The stabilisation was very evident, there’s a video demo that will show you what I mean as I don’t have the crazy camera rig to make my own video, (it’s over on the Fujifilm website here) but in a nutshell, when you have binoculars that are capable of a 16x (these also come in 20x) magnification, it can be very hard to hand-hold and still be able to see detail of the subject you’re looking at, birds, planes, the moon (as is Michael’s demonstration in the linked video) With the Fujinon Techno Stabi 16×40 you get plus/minus 3 degree of correction. Basically the prism in the gimbal section reacts in the opposite motion to what your shaky hands are doing and smooths the vision right out!
The beautiful finish of the Fujinon Techno Stabi 16×40 feel great in the hand, they come with a neck strap and a hand strap if that’s your thing, they have eye-cap protectors, and I’d really like lens protectors, I had thought some sort of cap might be included, but maybe it was missing from my demo kit?
The binoculars are great for outdoors, with an IPX7 rating you can leave them underwater for half hour at up to 1 meter deep without it becoming too much of an issue (remember to come up for air and mind the sharks!) and the 2 AAA batteries that you can change yourself via the little hatch on the side of the unit will give you enough stabilisation power for about 30 hours.

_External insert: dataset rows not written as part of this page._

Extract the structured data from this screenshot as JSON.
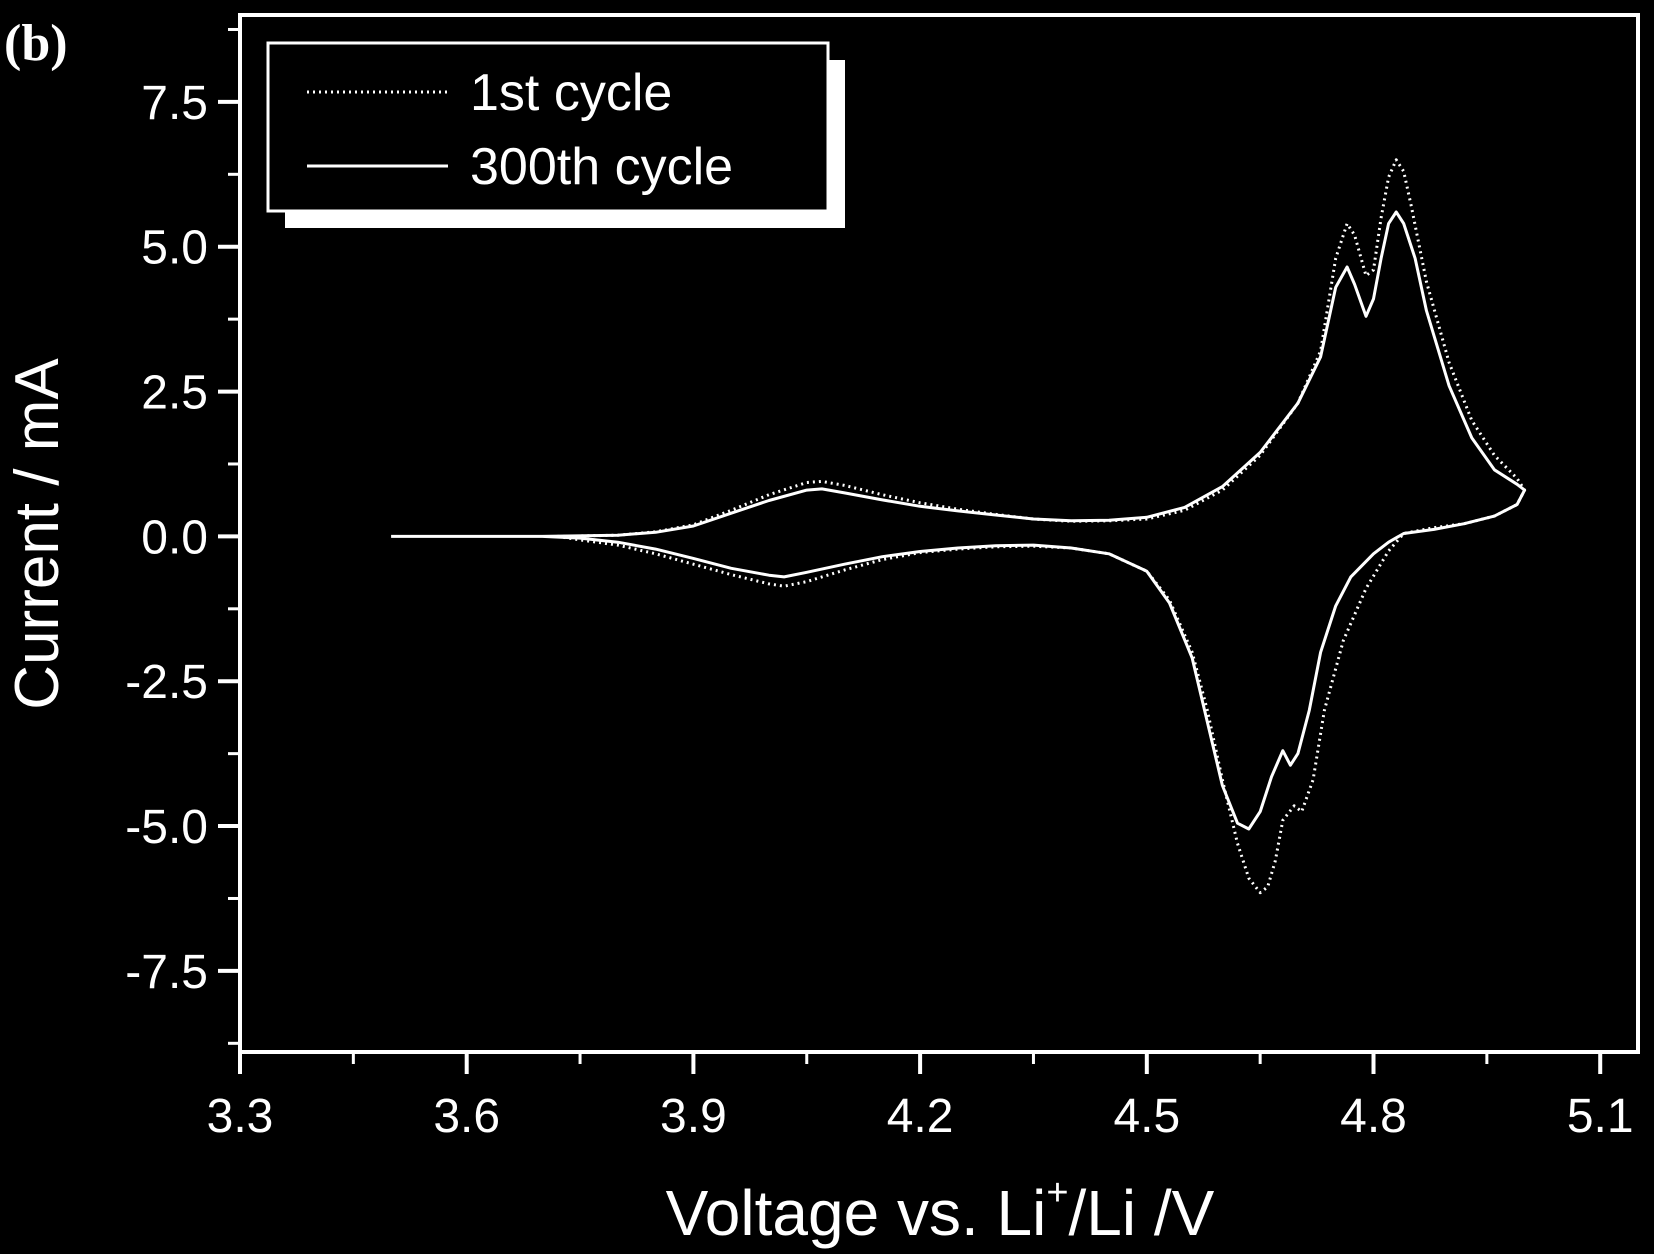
{
  "chart_data": {
    "type": "line",
    "panel_label": "(b)",
    "xlabel": {
      "prefix": "Voltage vs. Li",
      "superscript": "+",
      "suffix": "/Li /V"
    },
    "ylabel": "Current / mA",
    "xlim": [
      3.3,
      5.15
    ],
    "ylim": [
      -8.9,
      9.0
    ],
    "x_major_ticks": [
      3.3,
      3.6,
      3.9,
      4.2,
      4.5,
      4.8,
      5.1
    ],
    "x_tick_labels": [
      "3.3",
      "3.6",
      "3.9",
      "4.2",
      "4.5",
      "4.8",
      "5.1"
    ],
    "x_minor_ticks": [
      3.45,
      3.75,
      4.05,
      4.35,
      4.65,
      4.95
    ],
    "y_major_ticks": [
      7.5,
      5.0,
      2.5,
      0.0,
      -2.5,
      -5.0,
      -7.5
    ],
    "y_tick_labels": [
      "7.5",
      "5.0",
      "2.5",
      "0.0",
      "-2.5",
      "-5.0",
      "-7.5"
    ],
    "y_minor_ticks": [
      8.75,
      6.25,
      3.75,
      1.25,
      -1.25,
      -3.75,
      -6.25,
      -8.75
    ],
    "colors": {
      "background": "#000000",
      "foreground": "#ffffff"
    },
    "series": [
      {
        "name": "1st cycle",
        "style": "dotted",
        "points": [
          [
            3.72,
            0.0
          ],
          [
            3.8,
            0.02
          ],
          [
            3.85,
            0.08
          ],
          [
            3.9,
            0.2
          ],
          [
            3.95,
            0.45
          ],
          [
            4.0,
            0.72
          ],
          [
            4.05,
            0.93
          ],
          [
            4.07,
            0.95
          ],
          [
            4.1,
            0.88
          ],
          [
            4.15,
            0.72
          ],
          [
            4.2,
            0.58
          ],
          [
            4.25,
            0.47
          ],
          [
            4.3,
            0.38
          ],
          [
            4.35,
            0.3
          ],
          [
            4.4,
            0.26
          ],
          [
            4.45,
            0.27
          ],
          [
            4.5,
            0.3
          ],
          [
            4.55,
            0.45
          ],
          [
            4.6,
            0.8
          ],
          [
            4.65,
            1.4
          ],
          [
            4.7,
            2.3
          ],
          [
            4.73,
            3.2
          ],
          [
            4.75,
            4.8
          ],
          [
            4.765,
            5.4
          ],
          [
            4.775,
            5.2
          ],
          [
            4.79,
            4.5
          ],
          [
            4.8,
            4.6
          ],
          [
            4.81,
            5.5
          ],
          [
            4.82,
            6.2
          ],
          [
            4.83,
            6.5
          ],
          [
            4.84,
            6.3
          ],
          [
            4.85,
            5.7
          ],
          [
            4.87,
            4.4
          ],
          [
            4.9,
            3.0
          ],
          [
            4.93,
            2.0
          ],
          [
            4.96,
            1.4
          ],
          [
            4.99,
            1.0
          ],
          [
            5.0,
            0.8
          ],
          [
            4.99,
            0.55
          ],
          [
            4.96,
            0.35
          ],
          [
            4.92,
            0.22
          ],
          [
            4.88,
            0.15
          ],
          [
            4.84,
            0.05
          ],
          [
            4.82,
            -0.25
          ],
          [
            4.79,
            -0.9
          ],
          [
            4.76,
            -1.8
          ],
          [
            4.735,
            -3.0
          ],
          [
            4.72,
            -4.2
          ],
          [
            4.705,
            -4.75
          ],
          [
            4.695,
            -4.65
          ],
          [
            4.68,
            -4.9
          ],
          [
            4.67,
            -5.6
          ],
          [
            4.66,
            -6.05
          ],
          [
            4.65,
            -6.15
          ],
          [
            4.635,
            -5.9
          ],
          [
            4.62,
            -5.3
          ],
          [
            4.6,
            -4.2
          ],
          [
            4.58,
            -3.0
          ],
          [
            4.56,
            -2.0
          ],
          [
            4.53,
            -1.1
          ],
          [
            4.5,
            -0.6
          ],
          [
            4.45,
            -0.3
          ],
          [
            4.4,
            -0.2
          ],
          [
            4.35,
            -0.17
          ],
          [
            4.3,
            -0.18
          ],
          [
            4.25,
            -0.22
          ],
          [
            4.2,
            -0.28
          ],
          [
            4.15,
            -0.4
          ],
          [
            4.1,
            -0.58
          ],
          [
            4.05,
            -0.78
          ],
          [
            4.02,
            -0.86
          ],
          [
            4.0,
            -0.82
          ],
          [
            3.95,
            -0.66
          ],
          [
            3.9,
            -0.48
          ],
          [
            3.85,
            -0.3
          ],
          [
            3.8,
            -0.15
          ],
          [
            3.75,
            -0.06
          ],
          [
            3.72,
            0.0
          ]
        ]
      },
      {
        "name": "300th cycle",
        "style": "solid",
        "points": [
          [
            3.5,
            0.0
          ],
          [
            3.7,
            0.0
          ],
          [
            3.8,
            0.02
          ],
          [
            3.85,
            0.07
          ],
          [
            3.9,
            0.18
          ],
          [
            3.95,
            0.4
          ],
          [
            4.0,
            0.62
          ],
          [
            4.05,
            0.8
          ],
          [
            4.07,
            0.82
          ],
          [
            4.1,
            0.75
          ],
          [
            4.15,
            0.63
          ],
          [
            4.2,
            0.52
          ],
          [
            4.25,
            0.44
          ],
          [
            4.3,
            0.37
          ],
          [
            4.35,
            0.3
          ],
          [
            4.4,
            0.27
          ],
          [
            4.45,
            0.28
          ],
          [
            4.5,
            0.33
          ],
          [
            4.55,
            0.5
          ],
          [
            4.6,
            0.86
          ],
          [
            4.65,
            1.45
          ],
          [
            4.7,
            2.3
          ],
          [
            4.73,
            3.1
          ],
          [
            4.75,
            4.3
          ],
          [
            4.765,
            4.65
          ],
          [
            4.775,
            4.35
          ],
          [
            4.79,
            3.8
          ],
          [
            4.8,
            4.1
          ],
          [
            4.81,
            4.8
          ],
          [
            4.82,
            5.4
          ],
          [
            4.83,
            5.6
          ],
          [
            4.84,
            5.4
          ],
          [
            4.855,
            4.8
          ],
          [
            4.87,
            3.9
          ],
          [
            4.9,
            2.6
          ],
          [
            4.93,
            1.7
          ],
          [
            4.96,
            1.15
          ],
          [
            4.99,
            0.9
          ],
          [
            5.0,
            0.8
          ],
          [
            4.99,
            0.55
          ],
          [
            4.96,
            0.35
          ],
          [
            4.92,
            0.22
          ],
          [
            4.88,
            0.12
          ],
          [
            4.84,
            0.05
          ],
          [
            4.82,
            -0.1
          ],
          [
            4.8,
            -0.3
          ],
          [
            4.77,
            -0.7
          ],
          [
            4.75,
            -1.2
          ],
          [
            4.73,
            -2.0
          ],
          [
            4.715,
            -3.0
          ],
          [
            4.7,
            -3.75
          ],
          [
            4.69,
            -3.95
          ],
          [
            4.68,
            -3.7
          ],
          [
            4.665,
            -4.15
          ],
          [
            4.65,
            -4.75
          ],
          [
            4.635,
            -5.05
          ],
          [
            4.62,
            -4.95
          ],
          [
            4.6,
            -4.3
          ],
          [
            4.58,
            -3.2
          ],
          [
            4.56,
            -2.1
          ],
          [
            4.53,
            -1.15
          ],
          [
            4.5,
            -0.6
          ],
          [
            4.45,
            -0.3
          ],
          [
            4.4,
            -0.2
          ],
          [
            4.35,
            -0.15
          ],
          [
            4.3,
            -0.16
          ],
          [
            4.25,
            -0.2
          ],
          [
            4.2,
            -0.26
          ],
          [
            4.15,
            -0.35
          ],
          [
            4.1,
            -0.48
          ],
          [
            4.05,
            -0.62
          ],
          [
            4.02,
            -0.7
          ],
          [
            4.0,
            -0.67
          ],
          [
            3.95,
            -0.55
          ],
          [
            3.9,
            -0.38
          ],
          [
            3.85,
            -0.22
          ],
          [
            3.8,
            -0.1
          ],
          [
            3.75,
            -0.03
          ],
          [
            3.7,
            0.0
          ]
        ]
      }
    ]
  }
}
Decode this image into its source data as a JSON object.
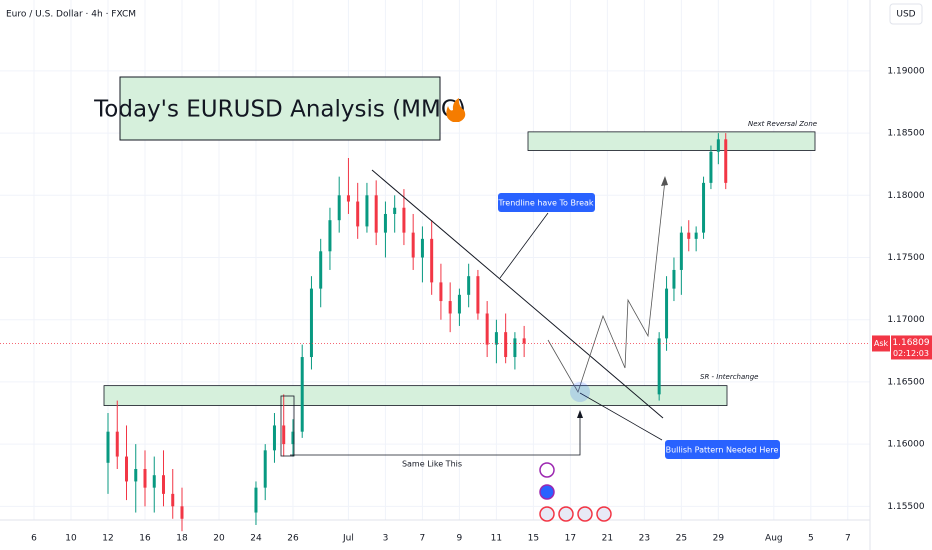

The stunning image quality and perfect in-hand feel and functionality really wins for me so far as any binoculars I’ve ever used, and I’m very sad to have to return these beauties! Places like CameraPro sell these currently (at time of print they have a sale on) for around $1600, so they’re not what you might call cheap, but for the quality – you’re getting what you’ll pay for here.
DRN would to thank Fujinon for making the review unit available.